Data relationships play a vital role in various forms of data analytics, structured machine learning, and data mining applications. Data architects have begun to realize these relationships are more naturally expressed as “Graphs”. We discuss how Graph Databases for enhanced analytics have become an integral part of the Hadoop technology stack.
Hadoop provides a well established framework for the distributed processing of large data sets across clusters of computers using simple programming models. However, Processing large graphs in a distributed computing environment presents multiple system-level challenges, from parallelizing the graph construction algorithms to achieving balanced system utilization. In addition, the resultant graph must be carefully partitioned to ensure that subsequent application processing is properly balanced.
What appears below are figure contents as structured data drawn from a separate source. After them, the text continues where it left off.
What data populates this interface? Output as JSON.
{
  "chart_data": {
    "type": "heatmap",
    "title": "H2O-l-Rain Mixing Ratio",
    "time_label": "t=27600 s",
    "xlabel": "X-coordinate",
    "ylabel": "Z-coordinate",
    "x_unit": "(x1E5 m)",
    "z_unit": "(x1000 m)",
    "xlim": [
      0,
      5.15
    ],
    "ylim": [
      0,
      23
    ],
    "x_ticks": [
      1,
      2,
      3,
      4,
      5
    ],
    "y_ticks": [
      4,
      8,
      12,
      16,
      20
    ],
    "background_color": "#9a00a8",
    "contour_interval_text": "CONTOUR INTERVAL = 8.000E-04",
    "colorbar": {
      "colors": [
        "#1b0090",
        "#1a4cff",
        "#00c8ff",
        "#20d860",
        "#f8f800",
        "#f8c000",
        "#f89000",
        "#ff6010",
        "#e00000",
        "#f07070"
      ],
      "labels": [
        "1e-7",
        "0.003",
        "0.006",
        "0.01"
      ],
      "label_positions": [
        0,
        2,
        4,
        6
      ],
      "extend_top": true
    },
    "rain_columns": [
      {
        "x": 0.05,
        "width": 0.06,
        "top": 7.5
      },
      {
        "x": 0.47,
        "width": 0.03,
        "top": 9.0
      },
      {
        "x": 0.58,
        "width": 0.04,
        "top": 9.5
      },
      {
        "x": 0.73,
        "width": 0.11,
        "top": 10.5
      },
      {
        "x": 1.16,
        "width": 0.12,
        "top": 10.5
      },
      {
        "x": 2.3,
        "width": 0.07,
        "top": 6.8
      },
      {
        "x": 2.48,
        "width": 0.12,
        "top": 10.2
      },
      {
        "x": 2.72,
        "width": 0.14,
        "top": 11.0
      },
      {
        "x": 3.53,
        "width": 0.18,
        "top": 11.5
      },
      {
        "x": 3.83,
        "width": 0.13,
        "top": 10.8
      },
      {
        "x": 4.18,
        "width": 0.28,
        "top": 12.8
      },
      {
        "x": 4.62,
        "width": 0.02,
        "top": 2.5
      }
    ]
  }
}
Recognizing these challenges around Hadoop, Intel recently released “GraphBuilder”. GraphBuilder is a Java library for constructing graphs out of large datasets for data analytics and structured machine learning applications that exploit relationships in data. The library offloads many of the complexities of graph construction, such as graph formation, tabulation, compression, transformation, partitioning, output formatting, and serialization.
We’ll discuss a number of use cases that use Graphbuilder to extract graphs from Hadoop into a Graph Database and perform complex graph analytics. The use cases are in the domain of life sciences, fraud detection in on-line banking and risk mitigation in the construction industry.